In Eerie "verbindet ein magischer Loop Berliner Lesben-Dekadenz mit einem Liebeserwachen in der Seilbahn, hoch über den Hängen des Pilatus. Inspiriert in den Kameraüberblendungen vom deutschen expressionistischen Film." (Sandra Lahire). Deviant Beauty "Die surreale Reise einer androgynen Frau durch das Karnevaleske. Deviant Beauty verkörpert Betrachter, Erotik, Sexualität, Tod und Dekadenz. Er hinterfragt unsere Erwartungen und unsere Lust an Bildern angesichts von Tod und Leere, die unter der verführerischen Oberfläche liegen." (Tina Keane). Swollen Stigma "suggeriert anschwellende Geschlechtsorgane, polymorph verschoben, in Bildern von Blüten, die sich entfalten, gepflückt und entblättert werden und am Ende im roten Saft der Blätter kommen. Die feine Grenze zwischen Lust und Schmerz evoziert eine Frau, die ihre Zunge in Blütenöffnungen senkt und die Nervenenden auf ihrer eigenen Haut spürt. Aufgeblasene Makroaufnahmen ihrer Pupille lassen den Blick der Zuschauerin mit den Visionen der Frau verschmelzen, mit dem Phantom einer zerbrechlichen puppenhafte Frau." (Sandra Lahire). Stabat Mater "öffnet und schließt mit zwei Klagegesängen, dazwischen bricht ein atemloser Sturm von Worten und Sätzen los, eine Re-Zitieren des ewig Weiblichen in Joyce´ Ulysses, ein Widerhall des jubilierend/fieberhaften Sturzflugs der Kamera durch eine mediterrane Landschaft" (Jo Comino). Salamander: "Der Film ist in einem Schnellimbiss am Rand eines Kreisels gedreht, der dichte Verkehr, Licht und Ton, versetzen in den Raum des Träumens. Projektionen von Wunsch und Ort graben sich in die nächtliche Stadt." (Tanya Syed). Drive She Said, "Der europäische Zwilling von 50:50 zum Song von Rachid Taha’s ‘Ya Rayah' ist ein kurzes Roadmovie, eine Studie zu Exil und Zugehörigkeit. ´Fahr‘, sagte sie, fahr einfach, fahr bis ans Ende der Straße und Straßen, die kein Ende haben." (Ruth Novaczek) "In Backcomb wird das Dämonische im häuslichen Raum entfesselt. Es nimmt die Gestalt von zwei der schlichtesten Zeichen von Weiblichkeit an, von Haar und Stickerei, die hier dazu dienen eine sexualisierte, queere surrealistische Erfahrung zu schaffen." (Ruby Rich)

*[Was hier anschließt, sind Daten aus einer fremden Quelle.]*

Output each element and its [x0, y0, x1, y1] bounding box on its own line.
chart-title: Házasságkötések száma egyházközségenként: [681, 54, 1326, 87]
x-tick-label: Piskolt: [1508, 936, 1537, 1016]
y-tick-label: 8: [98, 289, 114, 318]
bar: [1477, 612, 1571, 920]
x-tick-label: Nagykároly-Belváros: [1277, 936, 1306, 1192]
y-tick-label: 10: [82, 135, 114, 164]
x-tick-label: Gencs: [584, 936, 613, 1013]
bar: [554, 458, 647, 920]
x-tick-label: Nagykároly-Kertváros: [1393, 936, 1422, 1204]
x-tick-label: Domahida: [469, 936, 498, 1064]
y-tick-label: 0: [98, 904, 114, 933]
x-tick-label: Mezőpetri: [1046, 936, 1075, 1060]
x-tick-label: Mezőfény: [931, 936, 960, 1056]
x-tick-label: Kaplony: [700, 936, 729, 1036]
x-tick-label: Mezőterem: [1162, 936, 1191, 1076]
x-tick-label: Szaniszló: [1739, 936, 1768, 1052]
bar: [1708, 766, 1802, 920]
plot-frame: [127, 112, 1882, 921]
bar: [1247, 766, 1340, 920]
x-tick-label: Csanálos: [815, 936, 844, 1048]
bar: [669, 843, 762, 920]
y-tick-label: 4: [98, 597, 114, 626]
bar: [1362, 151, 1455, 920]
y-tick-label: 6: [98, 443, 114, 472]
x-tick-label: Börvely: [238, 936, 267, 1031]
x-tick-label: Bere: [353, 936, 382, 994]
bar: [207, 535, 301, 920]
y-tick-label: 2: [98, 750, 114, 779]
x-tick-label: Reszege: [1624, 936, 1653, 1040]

(Sarah Pucill – Übersetzung von Heide Schlüpmann und Karola Gramann)
Ein Programm in Zusammenarbeit mit der Kinothek Asta Nielsen. Kuratiert von Sarah Pucill (Filmauswahl) und Karola Gramann. Mit Dank an Light Cone (Paris, Miguel Armas) und LUX (London, Hanan Coumal) für die Bereitstellung der Filmkopien. In Anwesenheit von Sarah Pucill und Karola Gramann.
Eerie
R: Sandra Lahire, digital von 16mm, s&w, ton, 1 min, 1992
Deviant Beauty
R: Tina Keane, digital, farbe, ton, 10 min, 1996
Swollen Stigma
R: Sarah Pucill, 16mm, farbe, ton, 20 min, 1997
Stabat Mater
R: Nina Danino, 16mm, farbe, ton, 8 min, 1990
Backcomb
R: Sarah Pucill, 16mm, farbe, ton, 6 min, 1995
Salamander
R: Tanya Syed, 16mm, farbe, ton, 12 min, 1994
Drive She Said
R: Ruth Novaczek, digital, farbe, ton, 4 min, 1998
sa 09/09 14:30 | between women. pt 4: sarah pucill. vertikale zeit (screening im dff)
Das Programm besteht aus drei Filmen von Sarah Pucill, in denen sowohl SP als auch die Filmemacherin Sandra Lahire auftreten. Der letzte Film Double Exposure wird hier als Weltpremiere präsentiert.
Sich überschneidende Zeitrahmen – was ich als vertikale Zeit bezeichne – sind in jedem der Filme des Programms zu finden, speziell in Cast (1999) dort, wo ich Sandras Körper ins Meer trage, so als wüsste ich, dass ihr Tod unmittelbar bevorsteht.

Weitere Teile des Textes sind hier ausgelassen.